Cinq mois après l’arrivée du parti islamiste Ennahda au pouvoir et malgré un climat de tensions religieuses, la communauté juive du pays affiche sa sérénité . Et attend que la nouvelle constitution garantisse ses droits.
A entendre Robert Bismuth, les juifs de Tunisie ont de quoi s’alarmer. Après l’arrivée au pouvoir des islamistes d’Ennahda, et les appels au “meurtre des juifs” lancés courant mars par des prédicateurs étrangers, la Tunisie serait en train de basculer dans “le tout religieux”.
Pour ce juif franco-tunisien, président d’une association confessionnelle à Marseille, les suites de la révolution sont une “immense déception”. “La chute de Ben Ali a été un vrai espoir, et pas que pour les juifs. Dix-huit mois plus tard, notre communauté est très inquiète”. Robert Bismuth demande plus de fermeté de la part d’un gouvernement dirigé par un parti qui ne reconnaît pas l’existence d’Israël. “La Tunisie demande la diversité religieuse quand on parle de la France, mais reste muette quand il s’agit de minorités dans son propre pays. Je suis très inquiet” martèle-t-il.
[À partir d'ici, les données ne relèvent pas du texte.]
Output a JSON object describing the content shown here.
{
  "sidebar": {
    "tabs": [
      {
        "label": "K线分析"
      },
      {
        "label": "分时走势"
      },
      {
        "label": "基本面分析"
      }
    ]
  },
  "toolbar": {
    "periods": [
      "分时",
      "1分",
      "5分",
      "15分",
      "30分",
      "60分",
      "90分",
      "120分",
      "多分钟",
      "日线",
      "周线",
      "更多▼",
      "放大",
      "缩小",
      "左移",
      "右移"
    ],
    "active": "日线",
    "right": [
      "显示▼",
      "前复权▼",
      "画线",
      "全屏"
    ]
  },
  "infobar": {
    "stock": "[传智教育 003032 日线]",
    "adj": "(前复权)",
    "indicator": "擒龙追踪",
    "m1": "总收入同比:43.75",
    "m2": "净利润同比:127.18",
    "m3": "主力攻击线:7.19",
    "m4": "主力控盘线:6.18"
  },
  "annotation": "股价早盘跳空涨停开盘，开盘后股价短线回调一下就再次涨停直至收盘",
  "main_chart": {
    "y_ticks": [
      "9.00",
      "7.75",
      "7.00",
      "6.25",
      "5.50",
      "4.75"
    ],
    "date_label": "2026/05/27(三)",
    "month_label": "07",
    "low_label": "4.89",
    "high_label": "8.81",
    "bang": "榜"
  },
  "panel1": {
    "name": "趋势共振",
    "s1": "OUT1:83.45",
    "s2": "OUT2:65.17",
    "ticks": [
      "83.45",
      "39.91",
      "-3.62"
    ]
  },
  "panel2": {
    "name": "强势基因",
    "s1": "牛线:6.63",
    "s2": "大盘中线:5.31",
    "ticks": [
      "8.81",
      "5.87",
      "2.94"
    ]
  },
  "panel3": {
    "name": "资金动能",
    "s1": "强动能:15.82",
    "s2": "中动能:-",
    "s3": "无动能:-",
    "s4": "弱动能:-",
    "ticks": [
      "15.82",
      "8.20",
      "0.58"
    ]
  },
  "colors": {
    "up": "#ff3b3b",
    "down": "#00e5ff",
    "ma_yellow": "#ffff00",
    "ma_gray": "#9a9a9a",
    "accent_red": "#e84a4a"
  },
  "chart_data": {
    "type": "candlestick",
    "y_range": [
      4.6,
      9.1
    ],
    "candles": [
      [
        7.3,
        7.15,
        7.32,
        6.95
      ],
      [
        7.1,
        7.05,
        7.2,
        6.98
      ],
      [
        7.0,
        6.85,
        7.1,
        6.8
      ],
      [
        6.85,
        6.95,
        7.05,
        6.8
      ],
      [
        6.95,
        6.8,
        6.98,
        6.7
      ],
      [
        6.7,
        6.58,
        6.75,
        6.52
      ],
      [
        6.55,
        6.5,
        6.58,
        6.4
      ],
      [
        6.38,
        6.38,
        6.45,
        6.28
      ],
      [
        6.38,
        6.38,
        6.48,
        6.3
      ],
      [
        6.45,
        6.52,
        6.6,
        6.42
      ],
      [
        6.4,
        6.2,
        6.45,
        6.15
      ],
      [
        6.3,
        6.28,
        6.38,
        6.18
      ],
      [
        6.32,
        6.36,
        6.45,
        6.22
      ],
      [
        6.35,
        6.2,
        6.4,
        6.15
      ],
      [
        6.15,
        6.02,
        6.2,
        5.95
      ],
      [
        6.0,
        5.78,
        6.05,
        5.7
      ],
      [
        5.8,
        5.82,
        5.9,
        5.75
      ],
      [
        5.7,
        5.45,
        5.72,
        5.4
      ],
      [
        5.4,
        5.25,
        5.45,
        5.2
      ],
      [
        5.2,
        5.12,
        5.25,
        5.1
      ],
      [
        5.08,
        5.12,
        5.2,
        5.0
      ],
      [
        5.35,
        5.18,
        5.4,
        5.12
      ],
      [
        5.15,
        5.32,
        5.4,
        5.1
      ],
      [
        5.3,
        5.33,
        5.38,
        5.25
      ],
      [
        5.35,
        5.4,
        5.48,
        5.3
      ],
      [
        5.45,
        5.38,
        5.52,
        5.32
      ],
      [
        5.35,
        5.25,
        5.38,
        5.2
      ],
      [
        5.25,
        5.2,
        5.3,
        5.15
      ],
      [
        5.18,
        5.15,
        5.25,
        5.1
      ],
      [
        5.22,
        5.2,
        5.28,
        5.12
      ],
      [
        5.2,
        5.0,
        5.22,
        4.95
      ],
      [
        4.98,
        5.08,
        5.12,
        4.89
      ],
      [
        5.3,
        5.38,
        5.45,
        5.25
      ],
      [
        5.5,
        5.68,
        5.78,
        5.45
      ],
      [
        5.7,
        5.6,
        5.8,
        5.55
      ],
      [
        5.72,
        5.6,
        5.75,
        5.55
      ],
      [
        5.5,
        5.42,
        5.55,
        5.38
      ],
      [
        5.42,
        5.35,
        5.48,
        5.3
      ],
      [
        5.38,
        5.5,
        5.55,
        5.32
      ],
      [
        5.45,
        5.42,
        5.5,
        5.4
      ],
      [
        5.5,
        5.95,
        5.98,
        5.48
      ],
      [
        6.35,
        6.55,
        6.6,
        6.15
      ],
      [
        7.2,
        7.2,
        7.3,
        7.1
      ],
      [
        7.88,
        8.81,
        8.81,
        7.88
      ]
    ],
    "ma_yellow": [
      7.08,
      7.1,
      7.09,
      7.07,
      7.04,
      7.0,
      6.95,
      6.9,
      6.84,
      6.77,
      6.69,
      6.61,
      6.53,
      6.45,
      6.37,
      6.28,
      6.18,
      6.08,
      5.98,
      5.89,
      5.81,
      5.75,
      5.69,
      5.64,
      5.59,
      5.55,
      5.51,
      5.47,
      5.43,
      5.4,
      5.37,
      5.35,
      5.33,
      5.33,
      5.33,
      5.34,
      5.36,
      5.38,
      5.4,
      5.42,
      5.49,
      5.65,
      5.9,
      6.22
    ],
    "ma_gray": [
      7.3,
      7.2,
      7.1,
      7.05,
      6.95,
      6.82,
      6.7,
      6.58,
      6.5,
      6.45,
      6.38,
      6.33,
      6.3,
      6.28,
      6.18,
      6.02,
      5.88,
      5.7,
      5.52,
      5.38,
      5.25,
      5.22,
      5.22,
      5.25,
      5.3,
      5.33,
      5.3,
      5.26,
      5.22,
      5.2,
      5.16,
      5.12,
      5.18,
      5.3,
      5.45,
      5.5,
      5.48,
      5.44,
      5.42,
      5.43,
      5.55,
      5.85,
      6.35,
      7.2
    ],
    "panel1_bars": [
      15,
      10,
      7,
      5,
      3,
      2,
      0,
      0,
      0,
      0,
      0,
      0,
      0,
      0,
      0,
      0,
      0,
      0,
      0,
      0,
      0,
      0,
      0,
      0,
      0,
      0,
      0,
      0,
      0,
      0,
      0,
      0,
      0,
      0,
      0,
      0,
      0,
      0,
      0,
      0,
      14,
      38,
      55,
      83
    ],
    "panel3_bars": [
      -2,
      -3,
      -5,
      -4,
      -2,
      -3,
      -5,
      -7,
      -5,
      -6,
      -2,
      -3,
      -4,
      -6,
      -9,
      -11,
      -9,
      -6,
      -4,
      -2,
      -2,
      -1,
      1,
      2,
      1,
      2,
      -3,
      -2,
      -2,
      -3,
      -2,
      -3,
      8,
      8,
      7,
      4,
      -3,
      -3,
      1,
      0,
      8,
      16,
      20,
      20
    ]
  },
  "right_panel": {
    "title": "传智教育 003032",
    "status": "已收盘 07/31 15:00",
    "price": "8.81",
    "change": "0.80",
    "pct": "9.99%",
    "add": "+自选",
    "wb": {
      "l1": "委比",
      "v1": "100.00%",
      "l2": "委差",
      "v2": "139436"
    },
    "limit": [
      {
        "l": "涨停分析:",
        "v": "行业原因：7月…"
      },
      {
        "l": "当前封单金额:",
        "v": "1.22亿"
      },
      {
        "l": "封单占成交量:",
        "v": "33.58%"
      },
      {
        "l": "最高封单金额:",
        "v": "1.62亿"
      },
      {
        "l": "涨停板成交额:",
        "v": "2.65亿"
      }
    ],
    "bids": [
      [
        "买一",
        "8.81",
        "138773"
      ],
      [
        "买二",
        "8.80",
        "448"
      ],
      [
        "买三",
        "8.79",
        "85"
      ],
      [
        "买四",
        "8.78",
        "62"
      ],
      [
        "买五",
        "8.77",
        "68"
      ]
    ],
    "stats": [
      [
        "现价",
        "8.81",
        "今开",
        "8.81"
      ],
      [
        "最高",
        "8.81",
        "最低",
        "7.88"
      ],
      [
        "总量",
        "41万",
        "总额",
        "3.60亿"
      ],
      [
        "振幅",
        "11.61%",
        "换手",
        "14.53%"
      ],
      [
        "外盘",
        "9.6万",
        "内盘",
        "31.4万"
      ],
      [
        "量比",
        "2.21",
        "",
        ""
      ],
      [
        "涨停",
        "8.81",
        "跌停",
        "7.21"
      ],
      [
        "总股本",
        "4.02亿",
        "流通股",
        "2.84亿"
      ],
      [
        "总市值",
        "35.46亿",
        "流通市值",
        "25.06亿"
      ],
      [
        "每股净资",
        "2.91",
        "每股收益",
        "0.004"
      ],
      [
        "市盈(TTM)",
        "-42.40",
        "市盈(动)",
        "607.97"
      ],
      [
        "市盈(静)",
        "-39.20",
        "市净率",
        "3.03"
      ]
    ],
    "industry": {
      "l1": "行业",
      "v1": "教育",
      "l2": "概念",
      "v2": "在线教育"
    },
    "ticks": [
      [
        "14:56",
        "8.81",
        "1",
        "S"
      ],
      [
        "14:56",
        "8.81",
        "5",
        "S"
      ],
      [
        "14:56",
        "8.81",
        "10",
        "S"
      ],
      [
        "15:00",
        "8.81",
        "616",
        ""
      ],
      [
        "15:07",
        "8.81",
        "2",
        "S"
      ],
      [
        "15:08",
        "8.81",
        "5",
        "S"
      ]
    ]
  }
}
La victoire d’Ennahda est “à relativiser”
Oui mais voilà. Sous le chaud soleil de Tunis, un autre M.Bismuth contredit son homonyme. Il s’agit de Roger Bismuth, le président de la communauté juive de Tunisie, sans aucun lien de parenté avec Robert. Ni le même diagnostic de la situation. “Nous n’avons aucune inquiétude, clame-t-il. L’islam est la religion institutionnelle de la Tunisie. Mais cela ne nous a jamais empêchés de vivre en paix tous ensemble.” Pour cet entrepreneur de 86 ans, la victoire d’Ennahda est à relativiser : “Ils n’ont obtenu que 41% des voix et la majorité des Tunisiens sont déçus de leur gestion du pays.” Les appels aux meurtres qui visaient sa communauté ? “Des actes isolés, desexhibitions organisées par des prédicateurs égyptiens”, répond-il. “Lorsque c’est arrivé, j’ai reçu un coup de fil de Rached Ghannouchi (Président d’Ennahda, ndlr) qui m’a dit qu’il était désolé. Je ne sais pas si c’était sincère, mais c’est un signe très positif”.
“J’ai confiance en mes concitoyens.”
Même son de cloche du côté de la Ligue tunisienne des droits de l’homme. “Les salafistes concentrent leurs attaques sur les laïcs, estime Abdessatar Ben Moussa, son président. La communauté juive n’est pas menacée et la situation est même meilleure que sous Ben Ali. La meilleure preuve, c’est la présence du président Moncef Marzouki au pèlerinage de Ghriba, 10 ans après les attentats”. Un acte terroriste perpétré le 11 Avril 2002 contre une synagogue près de Djerba, qui avait fait 21 morts et 30 blessés. Alors, trop angéliques les juifs de Tunisie ? “Pas du tout, répond Roger Bismuth. Nous attendons de lire la nouvelle Constitution. Soit elle dit que tous les Tunisiens sont égaux, ont les mêmes droits, et ça sera un bon signe pour la société, soit elle est, disons… non-démocratique et nous verrons”. Roger Bismuth hésite quelques instants puis, très vite, se reprend. “Mais cela fait 86 ans que je vis ici et j’ai confiance en mes concitoyens”.